Uma simples inspeção visual mostra que as áreas de arrefecimento temporário são muito mais pequenas (cerca de 30%) do que as suas homólogas de aquecimento (cerca de 70%), com o resultado final de que a temperatura "global" aumentou.

Numa escala subcontinental, há regiões (predominantemente terrestres) onde a temperatura se manteve constante ou diminuiu ligeiramente no período 2002-2015

Arrefecimento à microescala

A figura seguinte resume os resultados da análise* de uma série temporal de 20 anos de medições de temperatura recolhidas por uma das estações meteorológicas da rede SIAS (Servizio Informativo Agrometeorologico Siciliano).

A título de exemplo, foi selecionada a zona de Marsala (Sicília), famosa por ser uma das muitas zonas vitícolas sicilianas onde são produzidos excelentes vinhos.

Micro-clima de Marsala
Painel superior: temperatura máxima nos vários meses do ano, com destaque para a temperatura média de 2002/2003 (azul) e 2021/2022 (vermelho). Painel inferior: diferença (negativa) entre a temperatura máxima em 2002/2003 e 2021/2022.

O painel superior mostra os valores diários da temperatura máxima registados nos diferentes meses do ano. As linhas sólidas representam a média (móvel) para os dois primeiros anos da série (linha azul para os anos 2002-2003) e para os dois últimos anos (linha vermelha para os anos 2021-2022). Pode ver-se claramente que as temperaturas máximas diárias dos dois últimos anos são sistematicamente inferiores às dos dois primeiros anos.

O painel inferior mostra a diferença (negativa) entre a temperatura em 2002-2003 e a temperatura em 2021-2022.

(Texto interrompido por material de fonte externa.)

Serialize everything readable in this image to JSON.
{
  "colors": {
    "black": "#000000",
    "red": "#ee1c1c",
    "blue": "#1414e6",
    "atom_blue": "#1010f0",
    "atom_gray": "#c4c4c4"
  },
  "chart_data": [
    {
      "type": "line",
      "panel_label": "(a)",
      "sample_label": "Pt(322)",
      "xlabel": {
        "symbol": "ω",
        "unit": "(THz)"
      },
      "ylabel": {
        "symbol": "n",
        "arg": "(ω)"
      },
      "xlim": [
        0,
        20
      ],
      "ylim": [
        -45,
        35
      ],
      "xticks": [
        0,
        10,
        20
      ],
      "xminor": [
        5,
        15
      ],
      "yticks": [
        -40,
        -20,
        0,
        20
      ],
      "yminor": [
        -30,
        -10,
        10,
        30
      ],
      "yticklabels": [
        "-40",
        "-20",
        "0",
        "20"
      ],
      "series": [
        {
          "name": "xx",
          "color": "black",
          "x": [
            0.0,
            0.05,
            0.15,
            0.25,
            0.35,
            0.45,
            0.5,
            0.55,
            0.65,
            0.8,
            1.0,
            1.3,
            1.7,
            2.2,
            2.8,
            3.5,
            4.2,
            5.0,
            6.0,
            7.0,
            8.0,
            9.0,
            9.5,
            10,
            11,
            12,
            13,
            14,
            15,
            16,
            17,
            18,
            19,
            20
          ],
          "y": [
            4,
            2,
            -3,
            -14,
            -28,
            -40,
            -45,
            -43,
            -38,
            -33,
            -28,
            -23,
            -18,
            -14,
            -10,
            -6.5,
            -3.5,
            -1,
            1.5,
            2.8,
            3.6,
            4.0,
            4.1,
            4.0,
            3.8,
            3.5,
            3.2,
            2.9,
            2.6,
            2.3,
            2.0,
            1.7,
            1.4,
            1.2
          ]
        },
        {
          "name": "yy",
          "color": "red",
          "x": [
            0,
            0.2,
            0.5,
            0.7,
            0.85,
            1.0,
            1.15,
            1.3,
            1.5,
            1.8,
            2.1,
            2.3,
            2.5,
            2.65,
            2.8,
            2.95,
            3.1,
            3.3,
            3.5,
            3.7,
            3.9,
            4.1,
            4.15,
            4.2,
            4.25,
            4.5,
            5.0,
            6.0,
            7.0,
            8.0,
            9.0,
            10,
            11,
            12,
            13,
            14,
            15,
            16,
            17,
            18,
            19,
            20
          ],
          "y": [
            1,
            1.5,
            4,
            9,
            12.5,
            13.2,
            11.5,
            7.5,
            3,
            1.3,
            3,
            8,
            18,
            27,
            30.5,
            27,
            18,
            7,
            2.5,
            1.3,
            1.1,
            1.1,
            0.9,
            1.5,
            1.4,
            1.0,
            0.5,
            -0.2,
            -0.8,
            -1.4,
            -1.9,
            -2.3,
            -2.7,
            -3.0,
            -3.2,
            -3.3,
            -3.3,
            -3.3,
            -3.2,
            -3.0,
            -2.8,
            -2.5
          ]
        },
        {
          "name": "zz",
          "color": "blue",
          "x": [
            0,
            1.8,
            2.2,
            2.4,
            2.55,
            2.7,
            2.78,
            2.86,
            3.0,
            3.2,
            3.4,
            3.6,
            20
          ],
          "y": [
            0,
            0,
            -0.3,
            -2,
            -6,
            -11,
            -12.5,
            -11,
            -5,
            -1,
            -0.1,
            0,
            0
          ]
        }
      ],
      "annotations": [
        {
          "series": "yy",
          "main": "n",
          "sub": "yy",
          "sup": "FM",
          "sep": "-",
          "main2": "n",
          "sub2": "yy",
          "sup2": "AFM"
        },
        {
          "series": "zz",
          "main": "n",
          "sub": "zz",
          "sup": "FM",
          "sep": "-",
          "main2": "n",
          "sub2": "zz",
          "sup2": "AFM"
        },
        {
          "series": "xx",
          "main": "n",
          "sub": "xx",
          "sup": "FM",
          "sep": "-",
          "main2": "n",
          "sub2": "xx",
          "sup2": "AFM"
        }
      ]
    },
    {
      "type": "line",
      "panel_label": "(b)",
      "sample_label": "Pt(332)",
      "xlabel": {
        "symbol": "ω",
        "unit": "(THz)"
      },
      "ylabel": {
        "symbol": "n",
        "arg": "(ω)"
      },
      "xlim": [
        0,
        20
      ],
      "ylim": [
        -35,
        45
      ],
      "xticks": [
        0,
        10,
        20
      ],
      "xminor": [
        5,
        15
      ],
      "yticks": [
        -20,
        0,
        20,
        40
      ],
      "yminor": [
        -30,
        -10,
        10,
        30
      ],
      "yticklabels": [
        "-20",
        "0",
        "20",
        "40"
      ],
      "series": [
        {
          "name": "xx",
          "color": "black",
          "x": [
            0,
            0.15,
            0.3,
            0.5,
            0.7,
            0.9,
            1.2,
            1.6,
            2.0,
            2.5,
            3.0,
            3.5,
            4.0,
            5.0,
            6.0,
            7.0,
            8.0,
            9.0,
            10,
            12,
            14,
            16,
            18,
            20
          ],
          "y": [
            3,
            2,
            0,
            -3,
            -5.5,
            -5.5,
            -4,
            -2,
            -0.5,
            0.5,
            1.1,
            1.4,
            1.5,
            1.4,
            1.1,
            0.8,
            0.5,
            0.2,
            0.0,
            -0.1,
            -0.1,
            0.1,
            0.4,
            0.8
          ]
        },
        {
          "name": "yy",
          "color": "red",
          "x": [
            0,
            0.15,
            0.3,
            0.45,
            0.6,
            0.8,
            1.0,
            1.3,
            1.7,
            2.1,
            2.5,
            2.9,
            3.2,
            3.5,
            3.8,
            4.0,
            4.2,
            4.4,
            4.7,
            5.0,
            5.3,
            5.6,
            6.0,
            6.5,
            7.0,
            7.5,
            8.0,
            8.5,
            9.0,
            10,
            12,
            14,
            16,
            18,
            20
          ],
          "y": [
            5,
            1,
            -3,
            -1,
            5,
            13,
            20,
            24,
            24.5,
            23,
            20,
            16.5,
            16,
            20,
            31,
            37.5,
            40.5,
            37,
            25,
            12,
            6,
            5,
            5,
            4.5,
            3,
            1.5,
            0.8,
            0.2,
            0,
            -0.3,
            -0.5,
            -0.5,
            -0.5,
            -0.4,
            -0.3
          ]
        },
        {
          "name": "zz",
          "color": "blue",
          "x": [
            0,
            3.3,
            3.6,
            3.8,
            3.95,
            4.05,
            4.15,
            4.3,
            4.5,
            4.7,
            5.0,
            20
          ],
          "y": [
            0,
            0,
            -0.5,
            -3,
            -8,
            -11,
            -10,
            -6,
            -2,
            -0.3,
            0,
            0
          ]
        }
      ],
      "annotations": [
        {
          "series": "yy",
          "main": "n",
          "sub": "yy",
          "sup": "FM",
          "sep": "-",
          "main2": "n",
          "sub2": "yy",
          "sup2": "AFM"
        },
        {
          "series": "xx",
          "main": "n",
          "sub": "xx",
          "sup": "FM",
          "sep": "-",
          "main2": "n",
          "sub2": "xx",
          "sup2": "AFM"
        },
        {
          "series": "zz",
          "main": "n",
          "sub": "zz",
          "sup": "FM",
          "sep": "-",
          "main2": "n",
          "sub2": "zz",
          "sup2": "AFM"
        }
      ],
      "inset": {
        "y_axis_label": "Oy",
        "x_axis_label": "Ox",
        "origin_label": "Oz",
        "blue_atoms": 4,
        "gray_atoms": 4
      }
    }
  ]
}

Esta análise mostra que, na área de Marsala, as temperaturas máximas diminuíram -0,97 ºC, as mínimas -1,24 ºC e as médias -1,13 ºC. Estes resultados mostram-nos como a área de Marsala pode ser considerada como uma micro-área de "arrefecimento local".

No entanto, esta área de micro-clima não é representativa da tendência microclimática geral. De facto, nas áreas microclimáticas vizinhas, durante o mesmo período, a temperatura aumentou sistematicamente, evidenciando assim a complexidade da evolução microclimática.

É importante esclarecer esta confusão entre o adjetivo "global" e o advérbio "em todo o lado", sublinhando que existe um arrefecimento "local" e que, a escalas locais, até algumas dezenas de quilómetros, o clima pode ter um comportamento muito diferente do "comportamento global".

*Nota do autor: A análise foi efetuada pelo autor do artigo e ainda não foi publicada numa revista científica, pelo que pode estar sujeita a revisão.